Do “Manifesto contra o Trabalho”, elaborado
pelo Grupo Krisis, relembrou que o ambiente assediante decorre, especialmente,
pela percepção de que o tempo das pessoas deixa de ser tempo vivido e
vivenciado e torna-se simples matéria-prima que tem de ser otimizada, sendo as
pessoas alienadas de sua condição humana e tratadas como coisas (processo de reificação),
o que se torna solo propício para a ocorrência das várias formas de assédio,
como destacado da obra:
“[...] Nesta esfera, separada da vida, o tempo
deixa de ser tempo vivido e vivenciado, torna-se simples matéria-prima que tem
de ser optimizada: «tempo é dinheiro». Cada
segundo é contabilizado, cada ida à casa-de-banho é um escândalo, cada conversa
é um crime contra a finalidade autonomizada da produção. No local de trabalho, apenas pode ser gasta
energia abstracta. A vida fica lá fora - ou porventura em parte nenhuma, porque
a cadência do trabalho rege interiormente todas as coisas. Até as crianças
são domesticadas pelo relógio, para que um dia possam ser «eficientes». As
férias só servem para a recuperação da «força de trabalho». E mesmo às
refeições, nas festas e no amor, o ponteiro dos segundos faz tiquetaque na
nossa cabeça.” (In: Manifesto contra o Trabalho. Net: http://vidaarteedireitonoticias.blogspot.com.br/2014/01/reflexao-manifesto-contra-o-trabalho.html).
Na mesma
linha de raciocínios, Clovis Renato seguiu destacando resíduos da obra de
Moiche Postone, com base na obra marxiana “Os
Grundrisse”:
“Uma característica do capitalismo é que suas relações sociais
essenciais são sociais de uma maneira peculiar. Elas existem não como relações interpessoais abertas, mas como um conjunto
quase independente de estruturas que se opõem aos indivíduos, uma esfera de
necessidade impessoal ‘coisal’ e ‘dependência coisal’. Consequentemente, a forma de dominação
social característica do capitalismo não é abertamente social e pessoal: ‘Essas relações de dependência coisal [...]

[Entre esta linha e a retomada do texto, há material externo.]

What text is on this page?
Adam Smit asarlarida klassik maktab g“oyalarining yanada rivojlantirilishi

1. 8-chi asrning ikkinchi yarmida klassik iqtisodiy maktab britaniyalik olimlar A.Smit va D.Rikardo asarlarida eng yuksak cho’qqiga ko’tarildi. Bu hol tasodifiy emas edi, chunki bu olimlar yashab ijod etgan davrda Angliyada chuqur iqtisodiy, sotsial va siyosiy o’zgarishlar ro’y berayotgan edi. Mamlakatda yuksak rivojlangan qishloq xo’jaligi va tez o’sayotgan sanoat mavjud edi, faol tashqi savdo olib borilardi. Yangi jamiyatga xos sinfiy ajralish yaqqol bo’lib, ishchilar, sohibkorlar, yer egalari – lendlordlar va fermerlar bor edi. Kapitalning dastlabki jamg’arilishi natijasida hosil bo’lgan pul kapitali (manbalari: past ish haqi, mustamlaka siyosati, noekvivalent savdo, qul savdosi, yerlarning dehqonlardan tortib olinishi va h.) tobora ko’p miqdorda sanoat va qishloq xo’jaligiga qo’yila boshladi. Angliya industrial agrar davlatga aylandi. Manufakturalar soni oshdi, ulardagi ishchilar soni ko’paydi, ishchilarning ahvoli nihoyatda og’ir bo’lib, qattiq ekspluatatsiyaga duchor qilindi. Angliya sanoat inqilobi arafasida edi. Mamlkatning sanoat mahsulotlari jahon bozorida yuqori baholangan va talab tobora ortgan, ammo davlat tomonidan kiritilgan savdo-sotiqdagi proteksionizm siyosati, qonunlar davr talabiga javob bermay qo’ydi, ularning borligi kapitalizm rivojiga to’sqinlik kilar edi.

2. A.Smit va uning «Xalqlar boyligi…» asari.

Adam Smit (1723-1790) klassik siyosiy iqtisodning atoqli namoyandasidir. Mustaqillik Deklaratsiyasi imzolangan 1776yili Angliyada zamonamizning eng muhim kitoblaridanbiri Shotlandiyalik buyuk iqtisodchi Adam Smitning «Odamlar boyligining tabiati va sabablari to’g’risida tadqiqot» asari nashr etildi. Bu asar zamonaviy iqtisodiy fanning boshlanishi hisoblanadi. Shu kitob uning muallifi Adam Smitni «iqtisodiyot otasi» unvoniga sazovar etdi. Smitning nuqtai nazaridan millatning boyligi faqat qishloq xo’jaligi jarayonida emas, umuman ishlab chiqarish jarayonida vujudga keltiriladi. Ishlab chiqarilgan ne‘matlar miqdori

aparecem de maneira tal que os
indivíduos são agora dominados por abstrações, ao passo que antes dependiam uns
dos outros’. O capitalismo é um sistema de dominação abstrata e impessoal. Em relação à formas sociais anteriores, as pessoas parecem
independentes; mas, na verdade, são sujeitas a um sistema de dominação social
que não parece social, e sim ‘objetivo’.
A forma de dominação
peculiar ao capitalismo é também descrita por Marx como a dominação de pessoas pela produção: ‘Os indivíduos estão subsumidos à produção social que existe fora deles
como uma fatalidade. Mas a produção social não está subsumida aos
indivíduos que a utilizam como seu poder comum’. Esse trecho é de
importância fundamental. Dizer que os
indivíduos são incluídos sob a produção é dizer que são dominados pelo trabalho social. Isso
sugere que a dominação social no
capitalismo não pode ser suficientemente entendida como dominação e controle
dos muitos e de seu objeto de trabalho por poucos. No capitalismo, o trabalho social não é somente o objeto de dominação e exploração, mas é, ele próprio, o terreno de dominação. A forma não pessoal, abstrata, ‘objetiva’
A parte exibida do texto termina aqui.